12 Rodzice muszą też widzieć, co ich dzieci robią przed zebraniem i po nim. Nie powinny one biegać w samej Sali Królestwa, bo mogłoby dojść do wypadku. Również bieganie wokół niej bywa niebezpieczne, zwłaszcza wieczorami, gdy widoczność jest ograniczona. Głośne rozmowy na zewnątrz mogą przeszkadzać sąsiadom i nie licować z naszym wielbieniem Boga. Rodzice, którzy sumiennie starają się pilnować dzieci w Sali Królestwa i poza nią, zasługują na pochwałę, ponieważ dzięki temu jeszcze przyjemniej żyje się nam ze sobą w jedności (Ps. 133:1).
13 Na studium książki. Cenimy sobie gościnność braci, którzy udostępniają swe mieszkania na zebrania zborowe. Dlatego przychodząc na nie, musimy szanować własność gospodarzy. Przed drzwiami należy starannie wycierać obuwie, by nie zabrudzić podłogi ani dywanów. Rodzice powinni pilnować swych dzieci, by nie wychodziły poza pomieszczenie wyznaczone do studium książki. Chociaż grupa może być mała, atmosfera zaś mniej formalna, nie możemy w cudzym mieszkaniu czuć się zbyt swobodnie. Gdy małe dziecko korzysta z łazienki, powinno mu towarzyszyć jedno z rodziców. Poza tym studium książki to zebranie zborowe, dlatego należy się ubierać na nie tak, jakbyśmy szli do Sali Królestwa.

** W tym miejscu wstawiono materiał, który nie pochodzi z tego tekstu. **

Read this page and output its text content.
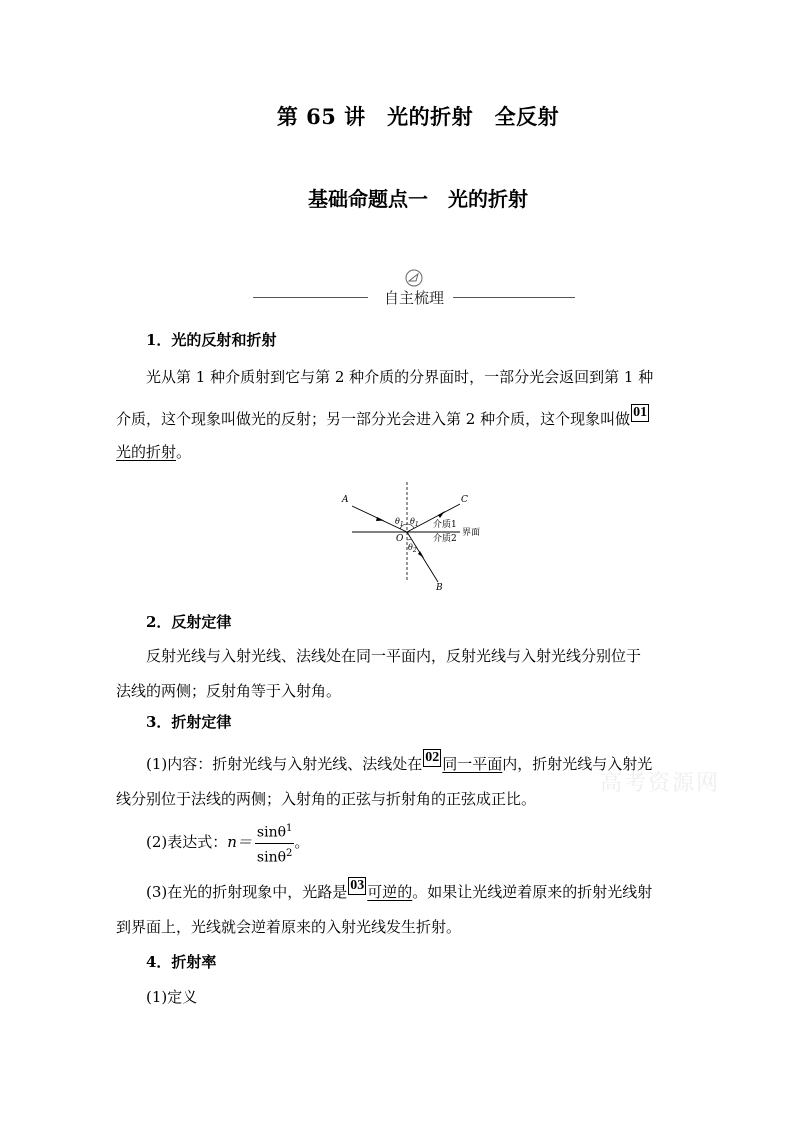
第 65 讲　光的折射　全反射
基础命题点一　光的折射
自主梳理
1．光的反射和折射
光从第 1 种介质射到它与第 2 种介质的分界面时，一部分光会返回到第 1 种
介质，这个现象叫做光的反射；另一部分光会进入第 2 种介质，这个现象叫做 01
光的折射。
A	C
B
O
$\theta_1$ $\theta_1$
$\theta_2$
介质1
介质2
界面
2．反射定律
反射光线与入射光线、法线处在同一平面内，反射光线与入射光线分别位于
法线的两侧；反射角等于入射角。
3．折射定律
(1)内容：折射光线与入射光线、法线处在 02 同一平面内，折射光线与入射光
线分别位于法线的两侧；入射角的正弦与折射角的正弦成正比。
(2)表达式：$n= \frac{\sin\theta^1}{\sin\theta^2}$ 。
(3)在光的折射现象中，光路是 03 可逆的。如果让光线逆着原来的折射光线射
到界面上，光线就会逆着原来的入射光线发生折射。
4．折射率
(1)定义
高考资源网
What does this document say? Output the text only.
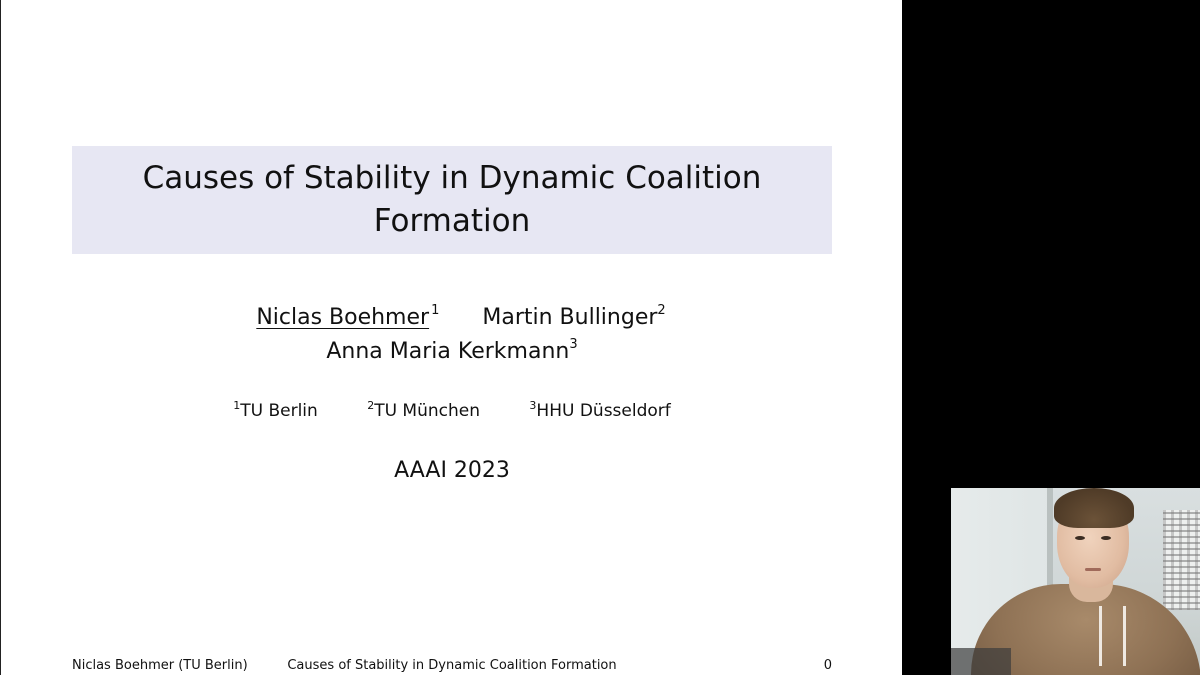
Causes of Stability in Dynamic Coalition Formation
Niclas Boehmer $^1$ Martin Bullinger$^2$
Anna Maria Kerkmann$^3$
$^1$TU Berlin	$^2$TU München	$^3$HHU Düsseldorf
AAAI 2023
Niclas Boehmer (TU Berlin)	Causes of Stability in Dynamic Coalition Formation	0
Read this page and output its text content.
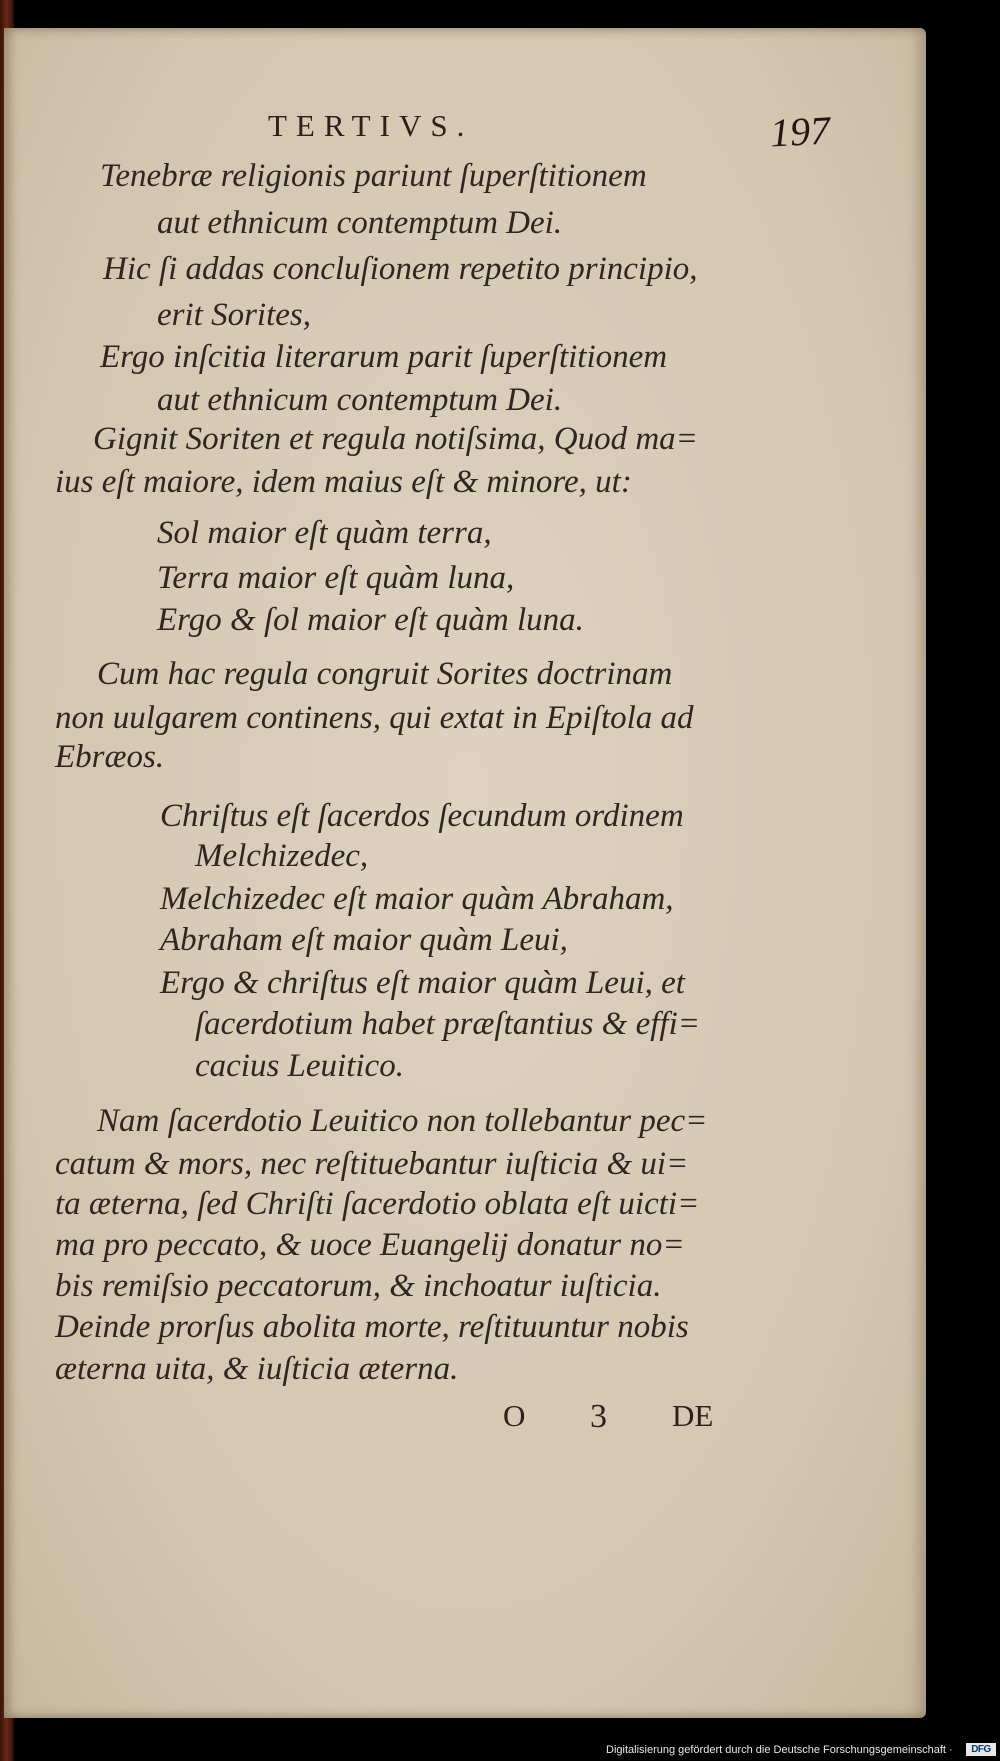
TERTIVS.	197
Tenebræ religionis pariunt ſuperſtitionem
aut ethnicum contemptum Dei.
Hic ſi addas concluſionem repetito principio,
erit Sorites,
Ergo inſcitia literarum parit ſuperſtitionem
aut ethnicum contemptum Dei.
Gignit Soriten et regula notiſsima, Quod ma=
ius eſt maiore, idem maius eſt & minore, ut:
Sol maior eſt quàm terra,
Terra maior eſt quàm luna,
Ergo & ſol maior eſt quàm luna.
Cum hac regula congruit Sorites doctrinam
non uulgarem continens, qui extat in Epiſtola ad
Ebræos.
Chriſtus eſt ſacerdos ſecundum ordinem
Melchizedec,
Melchizedec eſt maior quàm Abraham,
Abraham eſt maior quàm Leui,
Ergo & chriſtus eſt maior quàm Leui, et
ſacerdotium habet præſtantius & effi=
cacius Leuitico.
Nam ſacerdotio Leuitico non tollebantur pec=
catum & mors, nec reſtituebantur iuſticia & ui=
ta æterna, ſed Chriſti ſacerdotio oblata eſt uicti=
ma pro peccato, & uoce Euangelij donatur no=
bis remiſsio peccatorum, & inchoatur iuſticia.
Deinde prorſus abolita morte, reſtituuntur nobis
æterna uita, & iuſticia æterna.
O 3 DE
Digitalisierung gefördert durch die Deutsche Forschungsgemeinschaft ·	DFG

14 Istotne znaczenie dobrych manier. Przejawianie chrześcijańskich manier nie tylko stawia naszą służbę w dobrym świetle, ale też polepsza stosunki z bliźnimi (2 Kor. 6:3, 4, 6). Jesteśmy czcicielami szczęśliwego Boga, toteż łatwo powinno nam przychodzić uśmiechanie się i bycie miłymi, a nawet wyświadczanie życzliwości w drobnych sprawach, które sprawiają innym radość. Dzięki takim manierom nasze życie jako ludzi bogobojnych stanie się piękniejsze.